Le Château
1
Arrival


i woke up cold and sore, and assumed that I'd somehow managed to fall out of bed without hitting my head on my bedside table during the night. Muttering a curse under my breath, I reached up and over my head to feel around on said table for my glasses, only to find that, not only were my glasses not there, my bedside table wasn't, either. It took a few seconds for my sleep-baffled brain to process that information and come to the logical conclusion: I'd slept-walked somehow.

Fine, then; I'd go back to my room and go to sleep.

Annoyed, I opened my eyes to a big blur, and realised that there was more blur than normal. A lot more blur. By squinting and peering around, I managed to eventually ascertain that I was nowhere near my room, or even my home. I stumbled towards a big, pale green blur and glared suspiciously at it as it came into focus.

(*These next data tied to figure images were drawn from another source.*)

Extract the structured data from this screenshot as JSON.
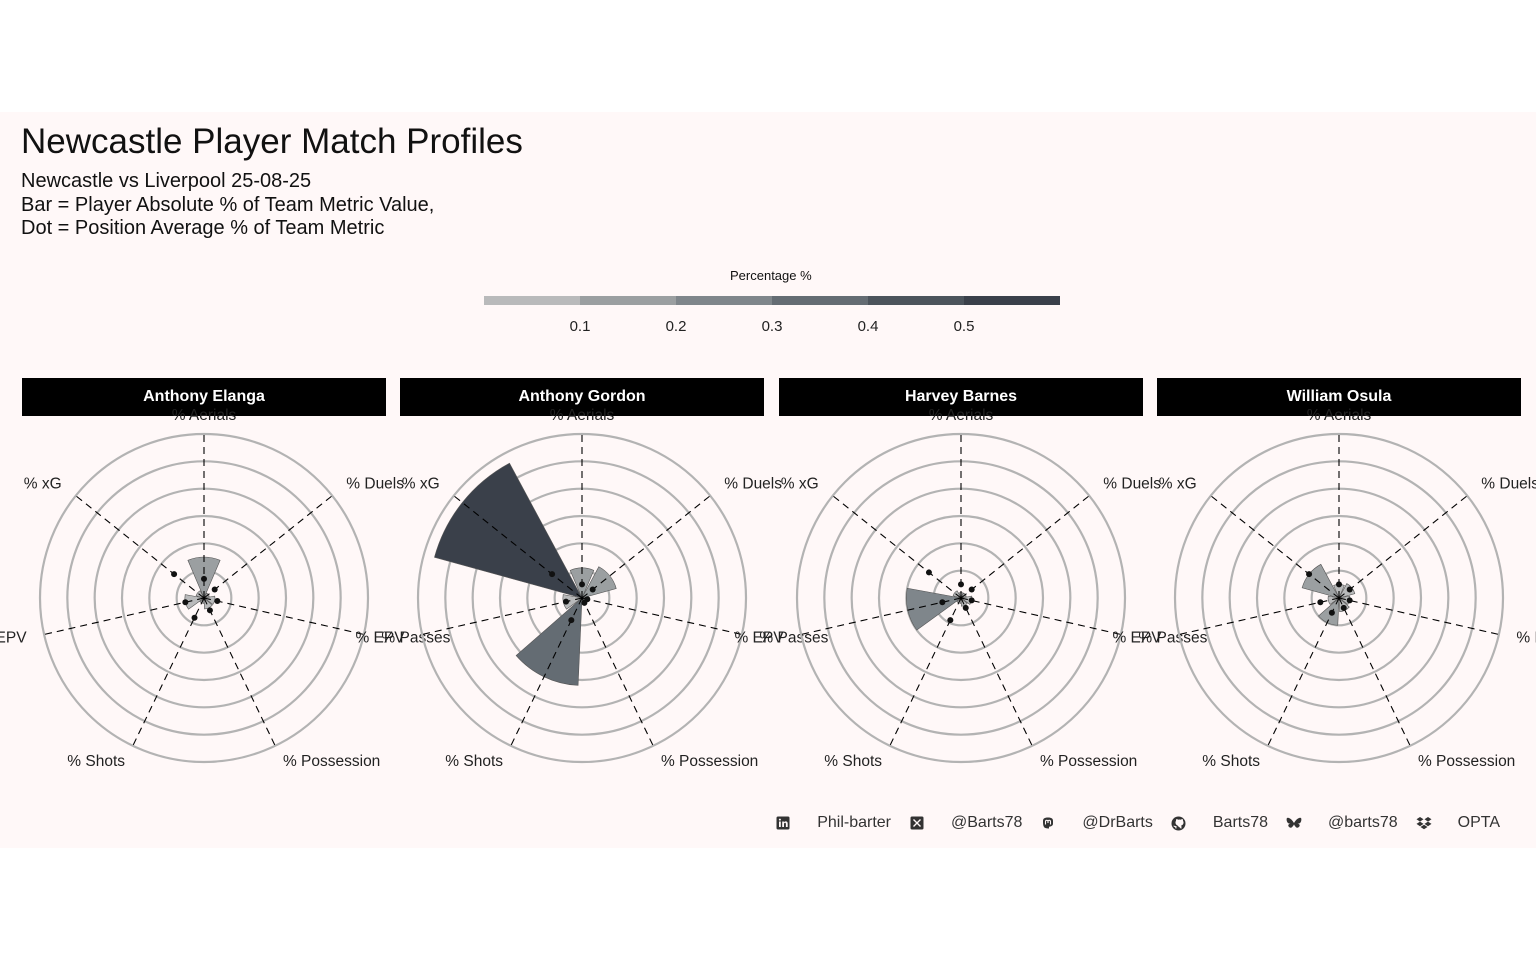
{
  "header": {
    "title": "Newcastle Player Match Profiles",
    "subtitle_lines": [
      "Newcastle vs Liverpool 25-08-25",
      "Bar = Player Absolute % of Team Metric Value,",
      "Dot = Position Average % of Team Metric"
    ]
  },
  "legend": {
    "title": "Percentage %",
    "ticks": [
      "0.1",
      "0.2",
      "0.3",
      "0.4",
      "0.5"
    ],
    "colors": [
      "#b9babb",
      "#9b9fa1",
      "#7f868b",
      "#646c73",
      "#4c545c",
      "#3a404a"
    ]
  },
  "chart_data": {
    "type": "polar-bar",
    "axis_labels": [
      "% Aerials",
      "% Duels",
      "% Passes",
      "% Possession",
      "% Shots",
      "% EPV",
      "% xG"
    ],
    "rlim": [
      0,
      0.6
    ],
    "grid_rings": [
      0.1,
      0.2,
      0.3,
      0.4,
      0.5,
      0.6
    ],
    "panels": [
      {
        "player": "Anthony Elanga",
        "bars": [
          0.15,
          0.02,
          0.04,
          0.04,
          0.02,
          0.07,
          0.03
        ],
        "dots": [
          0.07,
          0.05,
          0.05,
          0.05,
          0.08,
          0.07,
          0.14
        ]
      },
      {
        "player": "Anthony Gordon",
        "bars": [
          0.11,
          0.13,
          0.02,
          0.02,
          0.32,
          0.07,
          0.56
        ],
        "dots": [
          0.05,
          0.05,
          0.02,
          0.02,
          0.09,
          0.06,
          0.14
        ]
      },
      {
        "player": "Harvey Barnes",
        "bars": [
          0.02,
          0.02,
          0.04,
          0.03,
          0.02,
          0.2,
          0.03
        ],
        "dots": [
          0.05,
          0.05,
          0.04,
          0.04,
          0.09,
          0.07,
          0.15
        ]
      },
      {
        "player": "William Osula",
        "bars": [
          0.05,
          0.06,
          0.04,
          0.05,
          0.1,
          0.04,
          0.14
        ],
        "dots": [
          0.05,
          0.05,
          0.04,
          0.04,
          0.06,
          0.07,
          0.14
        ]
      }
    ]
  },
  "footer": {
    "items": [
      {
        "icon": "linkedin-icon",
        "label": "Phil-barter"
      },
      {
        "icon": "x-twitter-icon",
        "label": "@Barts78"
      },
      {
        "icon": "mastodon-icon",
        "label": "@DrBarts"
      },
      {
        "icon": "github-icon",
        "label": "Barts78"
      },
      {
        "icon": "bluesky-icon",
        "label": "@barts78"
      },
      {
        "icon": "dropbox-icon",
        "label": "OPTA"
      }
    ]
  }
}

It was depicting a battle of sorts; my hand traced along some of the lines as I wondered at its familiarity, then I found the giant 'M' in the centre of it. I did know this 'blur'; it had spent a month as my computer desktop.

I had either somehow wound up on a discarded Matrix: Reloaded set, or I was in the Merovingian's château.

I desperately prayed it was the former.

I heard a door starting to open and flung myself out of the line of sight, my breath coming in short, ragged gasps. My prayers had not been answered. I had somehow landed in the château, home of most of my favourite characters from the Matrix Trilogy. This was a very bad thing, as they all happened to be highly dangerous and probably weren't too fond of humans.

Despite my joking claims to the contrary, I am quite human.

Frightened, I curled up in my little nook and waited to find out if the Matrix fanon about the werewolves being able to smell fear was true.

This was not to be, as it was not werewolves who found me.

No, it wasn't the Twins either; if they had found me, the odds are pretty good that I'd be six feet under. The program who discovered me was a white-clad Asian man with longish dark hair – about the same length as mine, if I remember Reloaded correctly – the program I'd named 'Tiger' for fanfiction purposes. Of course, to my eyes at the time, he was pretty much a blur of white.

I didn't hear him coming. One minute, I was trying to calm myself down, hiding my face against my knees; the next I'd been hauled to my feet by a strong – and painful – grip on my hair. I was unable to keep from crying out in pain and fear as my hair was released and the grip found my neck. I experienced a mind-shattering, brain-numbing fear when I realised my captor was wearing white, then I noticed that my feet were still touching the ground – barely. Had the person grabbing my neck been one of the Twins, my feet would have been dangling off the ground.

"Another human," my captor said in a curious tone, examining my frightened face. He grinned dangerously; perhaps fortunately, my highly impaired vision was unable to confirm my theory that he was a vampire. His grip on my neck tightened as he added, "No doubt another so-called fangirl of the Twins. I suppose they'd prefer to deal with you themselves."

Blinding panic got my voice working. "No, please!" I begged him. "Don't take me to them!"

"Oho, what have we here?" he asked, sounding extremely amused. "Could it be that a fangirl exists who properly fears the Twins?" I nodded rapidly, and he let me rest my full weight on the floor, though still holding me against the wall by my neck. "You don't think they'll rescue you from the mean, nasty ol' Frenchman?"

This time I shook my head; why would the Twins rescue me? As far as I was concerned, if I ever met the Twins, only one thing would cross their minds when they saw me: prey. "There's hope for you yet, girlie," he said, seeming to smirk as he added, "although your arrival here indicates fangirlism for at least one resident of the Château… so, who is it? Or should that be 'who are they'?"

I hesitated, and all humour left his tone as he easily cut off my air intake. "I could easily kill you, brat," he hissed, "so I suggest you answer me." He allowed me breath again, and I sucked in air gratefully. "Now… who is it you fangirl?"

I was dead.

Frightened, I quietly answered, "You, Abel, the program who had the Tommy gun, and… and the Merovingian." I had a good feeling that mentioning Seraph, whom I fangirled above all others, would get me killed.

A dark blur on his face rose; I assumed he was raising an eyebrow. "Me."

I nodded.

"Do you even know my name?"

"No," I replied, shaking, my tone tinged with old frustration. "I've looked everywhere for yours and Seth's names; meanwhile, though, I… gave you names…."

His face moved closer to mine, bringing it into focus for the first time. He looked amused again. "You gave me a name. Fair enough."

Before I knew what was happening, he'd dealt me a sharp blow to the head, knocking me unconscious.


Ladies and gentlemen, welcome to my attempt to do a self-insert the right way. Please keep in mind that this version of myself is me as I was when I was eighteen years old. Therefore, this me has no knowledge of anything we've learned from the Matrix Online.